Congress reconvened after the violence and has now certified Joe Biden’s election win

Some Republicans were trying to overturn the results in some states but lack sufficient support

Trump called on his violent supporters to go home but repeated false claims the election was stolen

He has now released a statement promising an orderly transition of power

Earlier, Democrats won two Senate seats in Georgia that tipped control of the Senate their way

Edited by Helier Cheung


Analysis: A monumental security failing

Gordon Corera

Security correspondent, BBC News

Pro-Trump protesters scale a wall as they storm the U.S. Capitol Building, during clashes with Capitol police at a rally to contest the certification of the 2020 U.S. presidential election results by the U.S. Congress, in Washington, U.S, January 6, 2021.

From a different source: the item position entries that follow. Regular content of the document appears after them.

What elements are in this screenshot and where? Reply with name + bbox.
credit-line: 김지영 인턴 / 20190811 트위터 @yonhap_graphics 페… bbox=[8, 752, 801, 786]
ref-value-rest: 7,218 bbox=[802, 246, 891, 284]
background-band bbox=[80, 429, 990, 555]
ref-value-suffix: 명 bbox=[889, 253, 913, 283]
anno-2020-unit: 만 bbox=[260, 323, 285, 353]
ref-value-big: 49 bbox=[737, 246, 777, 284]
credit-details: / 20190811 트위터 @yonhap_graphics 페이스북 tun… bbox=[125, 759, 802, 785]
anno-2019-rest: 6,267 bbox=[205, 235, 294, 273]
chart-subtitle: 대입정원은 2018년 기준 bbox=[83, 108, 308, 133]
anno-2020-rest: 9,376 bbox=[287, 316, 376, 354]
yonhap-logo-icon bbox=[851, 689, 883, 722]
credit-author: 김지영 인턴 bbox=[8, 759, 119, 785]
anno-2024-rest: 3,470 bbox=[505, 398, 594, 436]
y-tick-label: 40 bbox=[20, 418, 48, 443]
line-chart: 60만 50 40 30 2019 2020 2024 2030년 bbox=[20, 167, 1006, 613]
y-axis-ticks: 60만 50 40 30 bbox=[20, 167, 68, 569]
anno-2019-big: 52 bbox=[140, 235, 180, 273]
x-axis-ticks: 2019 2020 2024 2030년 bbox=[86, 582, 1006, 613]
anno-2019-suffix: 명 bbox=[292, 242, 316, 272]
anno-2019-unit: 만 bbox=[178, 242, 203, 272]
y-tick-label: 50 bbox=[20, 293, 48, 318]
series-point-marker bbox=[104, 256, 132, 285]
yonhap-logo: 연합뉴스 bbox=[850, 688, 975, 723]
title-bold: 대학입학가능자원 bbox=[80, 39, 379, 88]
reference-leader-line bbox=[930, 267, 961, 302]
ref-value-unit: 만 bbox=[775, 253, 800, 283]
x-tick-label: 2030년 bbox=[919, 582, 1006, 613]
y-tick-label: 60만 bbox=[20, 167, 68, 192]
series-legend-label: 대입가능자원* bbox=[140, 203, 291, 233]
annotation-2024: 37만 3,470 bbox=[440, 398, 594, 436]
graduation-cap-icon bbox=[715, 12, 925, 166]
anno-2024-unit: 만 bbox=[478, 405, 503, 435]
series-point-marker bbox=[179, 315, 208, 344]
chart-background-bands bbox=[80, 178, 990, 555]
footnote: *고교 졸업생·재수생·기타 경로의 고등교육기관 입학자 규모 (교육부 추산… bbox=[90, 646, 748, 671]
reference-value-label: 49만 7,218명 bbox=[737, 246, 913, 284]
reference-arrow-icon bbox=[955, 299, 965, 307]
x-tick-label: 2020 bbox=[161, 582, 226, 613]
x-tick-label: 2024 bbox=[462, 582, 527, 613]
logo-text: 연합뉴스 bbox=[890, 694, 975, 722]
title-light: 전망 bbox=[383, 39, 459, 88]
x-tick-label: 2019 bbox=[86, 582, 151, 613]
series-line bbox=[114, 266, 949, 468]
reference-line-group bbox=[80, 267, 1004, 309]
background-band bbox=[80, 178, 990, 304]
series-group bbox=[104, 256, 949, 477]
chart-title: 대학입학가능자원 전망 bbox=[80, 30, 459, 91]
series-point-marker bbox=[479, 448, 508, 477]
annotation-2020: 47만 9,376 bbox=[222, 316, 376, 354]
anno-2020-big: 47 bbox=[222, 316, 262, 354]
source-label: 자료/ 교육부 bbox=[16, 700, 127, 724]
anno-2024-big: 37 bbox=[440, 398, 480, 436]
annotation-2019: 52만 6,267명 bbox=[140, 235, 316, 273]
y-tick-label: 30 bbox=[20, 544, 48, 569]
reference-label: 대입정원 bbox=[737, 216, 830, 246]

The storming of the Capitol and the images of members of Congress afraid for their lives makes clear this was a monumental security failure.

There was advance warning of the protests and the possibility of violence should have come as no surprise and yet the security in place was manifestly inadequate to deter or stop people with the Capitol’s own police looking under-prepared and overwhelmed.

Contrasts have been drawn with the measures put in place for the Black Lives Matters protest last year when the National Guard and other forces were deployed in military fatigues in a highly visible show of force. That emphasises the sense in which security decisions appears to have been politicised under the Trump administration in terms of how different groups are treated.

National Guard reinforcements were only deployed after the storming took place, apparently after Vice-President Pence rather than President Trump gave the order.

Events could have been even worse if members of Congress had been confronted or taken hostage. And this will raise further concerns about security for Joe Biden’s inauguration on 20 January.